On a related note ...
Tomorrow (April 18) is the 174th anniversary of the great fire that destroyed most of Kingston's downtown.
Today Kingston is known as "The Limestone City" because of the large number of limestone buildings downtown, but back in 1840 all the buildings were wood.
Anyway, on April 18, 1840 a fire broke out on a dock near City Hall. Without modern firefighting equipment the fire quickly spread to some ships, a bakery, and a warehouse.
There was a little problem with that warehouse.
You see there was a guy who happened to be the owner of 100 barrels of gunpowder. Normally, gunpowder could only be legally stored in a proper powder magazine for obvious safety reasons, but the guy was cheap and didn't want to pay the fees for storing the gunpowder properly ...
... so he stored it in a warehouse.
Anyway, you can do the math.
Fire + 100 barrels of gunpowder = X
Solve for X.So the warehouse was blasted to splinters and all the wooden buildings in a three or four block radius received a shower of flaming debris.

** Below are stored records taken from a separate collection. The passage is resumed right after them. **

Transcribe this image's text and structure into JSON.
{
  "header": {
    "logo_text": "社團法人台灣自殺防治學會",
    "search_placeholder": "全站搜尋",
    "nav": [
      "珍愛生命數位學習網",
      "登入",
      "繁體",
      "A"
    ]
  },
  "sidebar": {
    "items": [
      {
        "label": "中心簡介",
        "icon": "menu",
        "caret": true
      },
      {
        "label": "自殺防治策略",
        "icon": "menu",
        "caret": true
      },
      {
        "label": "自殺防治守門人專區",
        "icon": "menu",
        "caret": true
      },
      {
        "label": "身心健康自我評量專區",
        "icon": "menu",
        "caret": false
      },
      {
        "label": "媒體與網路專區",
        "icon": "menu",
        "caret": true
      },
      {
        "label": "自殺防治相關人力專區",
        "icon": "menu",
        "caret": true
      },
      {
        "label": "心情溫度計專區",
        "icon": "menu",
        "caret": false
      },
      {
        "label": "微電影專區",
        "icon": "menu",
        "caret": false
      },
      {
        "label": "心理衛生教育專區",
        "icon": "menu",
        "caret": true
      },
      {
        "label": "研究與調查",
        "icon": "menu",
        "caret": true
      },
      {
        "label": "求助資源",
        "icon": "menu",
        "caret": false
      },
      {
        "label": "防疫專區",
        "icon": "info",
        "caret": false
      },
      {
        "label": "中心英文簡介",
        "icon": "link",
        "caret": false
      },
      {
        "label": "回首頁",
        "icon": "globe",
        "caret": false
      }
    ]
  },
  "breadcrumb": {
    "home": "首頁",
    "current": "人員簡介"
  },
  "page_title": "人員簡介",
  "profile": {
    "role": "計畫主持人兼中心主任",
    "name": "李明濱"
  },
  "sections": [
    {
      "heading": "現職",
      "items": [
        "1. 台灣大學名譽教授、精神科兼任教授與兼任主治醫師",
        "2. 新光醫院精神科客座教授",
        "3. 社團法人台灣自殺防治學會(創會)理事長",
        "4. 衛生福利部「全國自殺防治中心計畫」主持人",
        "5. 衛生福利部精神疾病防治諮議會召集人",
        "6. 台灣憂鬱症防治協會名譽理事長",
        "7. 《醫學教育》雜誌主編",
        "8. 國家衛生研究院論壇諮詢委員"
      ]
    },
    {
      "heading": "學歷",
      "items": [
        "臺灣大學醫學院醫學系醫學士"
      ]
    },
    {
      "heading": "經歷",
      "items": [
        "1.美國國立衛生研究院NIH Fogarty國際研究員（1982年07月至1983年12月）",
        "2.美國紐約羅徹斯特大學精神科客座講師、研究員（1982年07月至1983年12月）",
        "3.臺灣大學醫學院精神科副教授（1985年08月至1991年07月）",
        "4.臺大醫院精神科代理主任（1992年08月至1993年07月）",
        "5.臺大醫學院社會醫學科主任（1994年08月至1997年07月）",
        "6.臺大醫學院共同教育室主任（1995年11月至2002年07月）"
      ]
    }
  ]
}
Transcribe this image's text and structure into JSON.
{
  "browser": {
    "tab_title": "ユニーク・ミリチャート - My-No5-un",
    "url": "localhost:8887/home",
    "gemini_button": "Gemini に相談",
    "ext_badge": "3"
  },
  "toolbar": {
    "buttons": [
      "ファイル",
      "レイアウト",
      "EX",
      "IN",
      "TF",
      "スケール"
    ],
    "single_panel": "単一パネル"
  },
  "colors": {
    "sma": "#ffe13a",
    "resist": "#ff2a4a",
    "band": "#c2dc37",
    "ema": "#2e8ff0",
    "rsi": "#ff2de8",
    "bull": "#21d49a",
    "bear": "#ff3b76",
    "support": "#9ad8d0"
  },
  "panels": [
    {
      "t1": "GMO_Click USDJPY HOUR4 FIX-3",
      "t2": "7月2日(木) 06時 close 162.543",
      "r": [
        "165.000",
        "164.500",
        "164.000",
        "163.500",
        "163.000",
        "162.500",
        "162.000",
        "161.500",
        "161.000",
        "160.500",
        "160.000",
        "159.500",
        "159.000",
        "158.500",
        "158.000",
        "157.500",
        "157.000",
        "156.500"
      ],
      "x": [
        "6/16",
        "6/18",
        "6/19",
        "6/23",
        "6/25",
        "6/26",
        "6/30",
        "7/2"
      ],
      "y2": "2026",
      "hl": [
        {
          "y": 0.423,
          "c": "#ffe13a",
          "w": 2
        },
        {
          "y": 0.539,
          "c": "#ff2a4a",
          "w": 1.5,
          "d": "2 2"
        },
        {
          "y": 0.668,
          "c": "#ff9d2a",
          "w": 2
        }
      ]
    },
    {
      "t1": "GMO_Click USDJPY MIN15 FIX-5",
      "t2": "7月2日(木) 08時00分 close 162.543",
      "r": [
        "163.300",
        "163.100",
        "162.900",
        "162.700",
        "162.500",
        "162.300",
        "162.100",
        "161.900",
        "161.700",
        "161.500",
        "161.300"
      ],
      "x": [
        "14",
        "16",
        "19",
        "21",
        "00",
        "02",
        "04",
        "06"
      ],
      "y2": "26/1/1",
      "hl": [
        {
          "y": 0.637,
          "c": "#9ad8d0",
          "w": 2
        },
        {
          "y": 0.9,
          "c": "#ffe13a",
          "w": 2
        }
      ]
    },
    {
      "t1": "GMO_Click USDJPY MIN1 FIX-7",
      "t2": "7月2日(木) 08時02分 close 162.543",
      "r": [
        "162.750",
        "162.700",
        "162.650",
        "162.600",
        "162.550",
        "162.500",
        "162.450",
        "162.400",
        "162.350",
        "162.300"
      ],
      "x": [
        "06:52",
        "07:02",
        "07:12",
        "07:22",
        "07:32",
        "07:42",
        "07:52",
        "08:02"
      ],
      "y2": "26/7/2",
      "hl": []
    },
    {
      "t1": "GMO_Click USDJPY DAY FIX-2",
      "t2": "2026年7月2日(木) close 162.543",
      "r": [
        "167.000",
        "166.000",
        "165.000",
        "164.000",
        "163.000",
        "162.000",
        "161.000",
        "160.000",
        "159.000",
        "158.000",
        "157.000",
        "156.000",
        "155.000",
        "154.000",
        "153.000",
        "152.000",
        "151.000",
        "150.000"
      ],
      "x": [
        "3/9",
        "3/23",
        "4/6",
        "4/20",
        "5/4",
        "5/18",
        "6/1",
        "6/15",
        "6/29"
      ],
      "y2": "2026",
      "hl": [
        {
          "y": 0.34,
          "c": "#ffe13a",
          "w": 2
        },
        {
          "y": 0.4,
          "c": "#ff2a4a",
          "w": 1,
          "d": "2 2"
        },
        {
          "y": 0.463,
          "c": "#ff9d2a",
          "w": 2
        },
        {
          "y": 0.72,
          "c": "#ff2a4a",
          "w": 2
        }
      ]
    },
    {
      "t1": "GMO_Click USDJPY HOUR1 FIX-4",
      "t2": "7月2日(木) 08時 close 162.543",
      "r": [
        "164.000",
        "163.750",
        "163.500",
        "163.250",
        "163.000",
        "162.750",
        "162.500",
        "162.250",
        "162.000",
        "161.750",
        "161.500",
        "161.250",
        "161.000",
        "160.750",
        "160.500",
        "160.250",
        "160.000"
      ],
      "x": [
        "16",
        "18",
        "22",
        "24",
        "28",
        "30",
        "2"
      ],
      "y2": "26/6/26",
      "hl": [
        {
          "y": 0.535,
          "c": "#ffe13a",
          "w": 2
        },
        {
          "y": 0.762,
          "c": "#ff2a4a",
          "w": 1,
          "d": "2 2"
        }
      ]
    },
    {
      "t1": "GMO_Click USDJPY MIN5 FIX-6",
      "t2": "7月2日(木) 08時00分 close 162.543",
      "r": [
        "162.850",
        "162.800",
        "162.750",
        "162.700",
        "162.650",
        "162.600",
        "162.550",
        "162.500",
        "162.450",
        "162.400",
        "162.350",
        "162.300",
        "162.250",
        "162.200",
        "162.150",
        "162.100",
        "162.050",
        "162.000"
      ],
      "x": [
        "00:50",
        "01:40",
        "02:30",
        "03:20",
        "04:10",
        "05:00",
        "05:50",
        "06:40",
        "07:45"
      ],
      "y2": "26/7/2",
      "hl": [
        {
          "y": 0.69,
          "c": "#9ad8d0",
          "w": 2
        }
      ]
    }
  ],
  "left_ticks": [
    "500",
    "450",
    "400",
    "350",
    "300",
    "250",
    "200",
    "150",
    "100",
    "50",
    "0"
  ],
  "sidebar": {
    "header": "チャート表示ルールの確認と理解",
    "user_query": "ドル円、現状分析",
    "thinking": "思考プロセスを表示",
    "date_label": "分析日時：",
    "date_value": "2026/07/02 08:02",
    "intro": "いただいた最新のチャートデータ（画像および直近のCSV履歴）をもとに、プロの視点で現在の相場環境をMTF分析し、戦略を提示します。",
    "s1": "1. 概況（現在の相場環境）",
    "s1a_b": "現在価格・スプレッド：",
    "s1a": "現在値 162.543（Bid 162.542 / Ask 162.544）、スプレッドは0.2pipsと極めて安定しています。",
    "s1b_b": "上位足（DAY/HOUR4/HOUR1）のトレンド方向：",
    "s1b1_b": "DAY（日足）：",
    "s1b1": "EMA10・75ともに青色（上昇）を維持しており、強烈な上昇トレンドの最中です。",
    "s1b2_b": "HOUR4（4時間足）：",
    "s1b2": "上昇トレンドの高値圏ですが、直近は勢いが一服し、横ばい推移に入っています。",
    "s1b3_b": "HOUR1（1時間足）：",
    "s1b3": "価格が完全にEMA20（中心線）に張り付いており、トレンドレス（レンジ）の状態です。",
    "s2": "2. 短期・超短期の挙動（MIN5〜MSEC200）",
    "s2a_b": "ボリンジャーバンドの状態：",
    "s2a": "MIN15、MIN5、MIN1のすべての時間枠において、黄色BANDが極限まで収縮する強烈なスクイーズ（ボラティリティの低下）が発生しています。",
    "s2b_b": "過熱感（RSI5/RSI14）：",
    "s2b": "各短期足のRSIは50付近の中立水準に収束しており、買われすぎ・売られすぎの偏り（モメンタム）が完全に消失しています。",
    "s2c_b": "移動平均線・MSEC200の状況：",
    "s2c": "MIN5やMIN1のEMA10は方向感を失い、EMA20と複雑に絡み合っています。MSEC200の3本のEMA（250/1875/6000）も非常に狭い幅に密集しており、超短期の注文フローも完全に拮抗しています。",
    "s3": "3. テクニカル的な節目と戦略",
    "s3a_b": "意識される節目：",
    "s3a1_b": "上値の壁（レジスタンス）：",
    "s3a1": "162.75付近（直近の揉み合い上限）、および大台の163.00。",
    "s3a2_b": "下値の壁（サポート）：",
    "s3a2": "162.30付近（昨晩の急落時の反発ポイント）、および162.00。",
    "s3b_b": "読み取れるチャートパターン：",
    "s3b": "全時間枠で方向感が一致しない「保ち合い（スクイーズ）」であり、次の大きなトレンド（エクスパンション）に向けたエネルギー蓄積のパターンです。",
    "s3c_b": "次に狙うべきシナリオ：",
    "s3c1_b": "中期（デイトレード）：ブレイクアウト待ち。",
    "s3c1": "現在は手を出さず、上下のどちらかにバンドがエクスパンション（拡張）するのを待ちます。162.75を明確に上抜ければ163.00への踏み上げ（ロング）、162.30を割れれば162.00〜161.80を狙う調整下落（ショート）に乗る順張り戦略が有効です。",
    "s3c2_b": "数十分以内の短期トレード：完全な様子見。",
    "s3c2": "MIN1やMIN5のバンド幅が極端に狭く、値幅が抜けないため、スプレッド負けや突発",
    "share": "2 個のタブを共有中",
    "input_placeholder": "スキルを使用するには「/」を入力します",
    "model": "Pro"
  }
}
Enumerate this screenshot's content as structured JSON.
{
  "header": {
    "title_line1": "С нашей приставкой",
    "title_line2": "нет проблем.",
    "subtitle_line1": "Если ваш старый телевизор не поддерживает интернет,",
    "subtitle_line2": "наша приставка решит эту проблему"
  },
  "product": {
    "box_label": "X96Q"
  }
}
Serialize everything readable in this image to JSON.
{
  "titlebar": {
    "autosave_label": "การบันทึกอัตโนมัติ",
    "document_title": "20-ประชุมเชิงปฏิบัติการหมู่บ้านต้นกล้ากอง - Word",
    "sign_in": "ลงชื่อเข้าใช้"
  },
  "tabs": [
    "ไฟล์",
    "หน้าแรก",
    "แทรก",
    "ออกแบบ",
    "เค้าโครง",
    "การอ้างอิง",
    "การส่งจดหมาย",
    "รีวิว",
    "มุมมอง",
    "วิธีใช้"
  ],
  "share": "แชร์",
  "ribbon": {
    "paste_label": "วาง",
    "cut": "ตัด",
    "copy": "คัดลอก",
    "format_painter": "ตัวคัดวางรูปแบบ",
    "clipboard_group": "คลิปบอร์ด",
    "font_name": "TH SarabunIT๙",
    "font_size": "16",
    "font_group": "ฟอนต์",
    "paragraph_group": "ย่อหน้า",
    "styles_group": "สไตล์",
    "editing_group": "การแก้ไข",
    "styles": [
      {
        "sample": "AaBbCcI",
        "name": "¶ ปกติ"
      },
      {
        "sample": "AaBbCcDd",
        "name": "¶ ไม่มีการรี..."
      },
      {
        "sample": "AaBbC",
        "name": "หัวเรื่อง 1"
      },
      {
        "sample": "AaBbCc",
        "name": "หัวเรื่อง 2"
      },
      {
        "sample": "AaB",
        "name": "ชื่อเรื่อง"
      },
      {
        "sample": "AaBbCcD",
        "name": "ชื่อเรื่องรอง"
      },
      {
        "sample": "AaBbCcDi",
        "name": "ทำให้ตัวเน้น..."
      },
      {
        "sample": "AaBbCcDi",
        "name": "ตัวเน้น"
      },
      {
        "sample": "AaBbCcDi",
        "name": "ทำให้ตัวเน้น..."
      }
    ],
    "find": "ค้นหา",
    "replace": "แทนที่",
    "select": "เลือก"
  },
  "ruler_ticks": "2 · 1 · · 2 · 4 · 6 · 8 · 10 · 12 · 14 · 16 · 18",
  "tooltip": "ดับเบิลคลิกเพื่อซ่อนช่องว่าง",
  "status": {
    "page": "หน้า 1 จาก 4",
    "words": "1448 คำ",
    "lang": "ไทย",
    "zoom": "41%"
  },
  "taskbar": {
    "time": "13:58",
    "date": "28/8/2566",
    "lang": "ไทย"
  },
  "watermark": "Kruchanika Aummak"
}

When the smoke finally cleared, most of downtown Kingston was gone, including City Hall and the buildings in Market Square.
The city did own much of the land in the devastated area, and was able to insist that the new replacement buildings be built out of limestone in order to reduce the threat of fire in the future, and hence Kingston came to be known as "The Limestone City".
It is funny that the movie production this week transformed Market Square into an appearance very much like what it would have looked like when it was destroyed 174 years ago this week.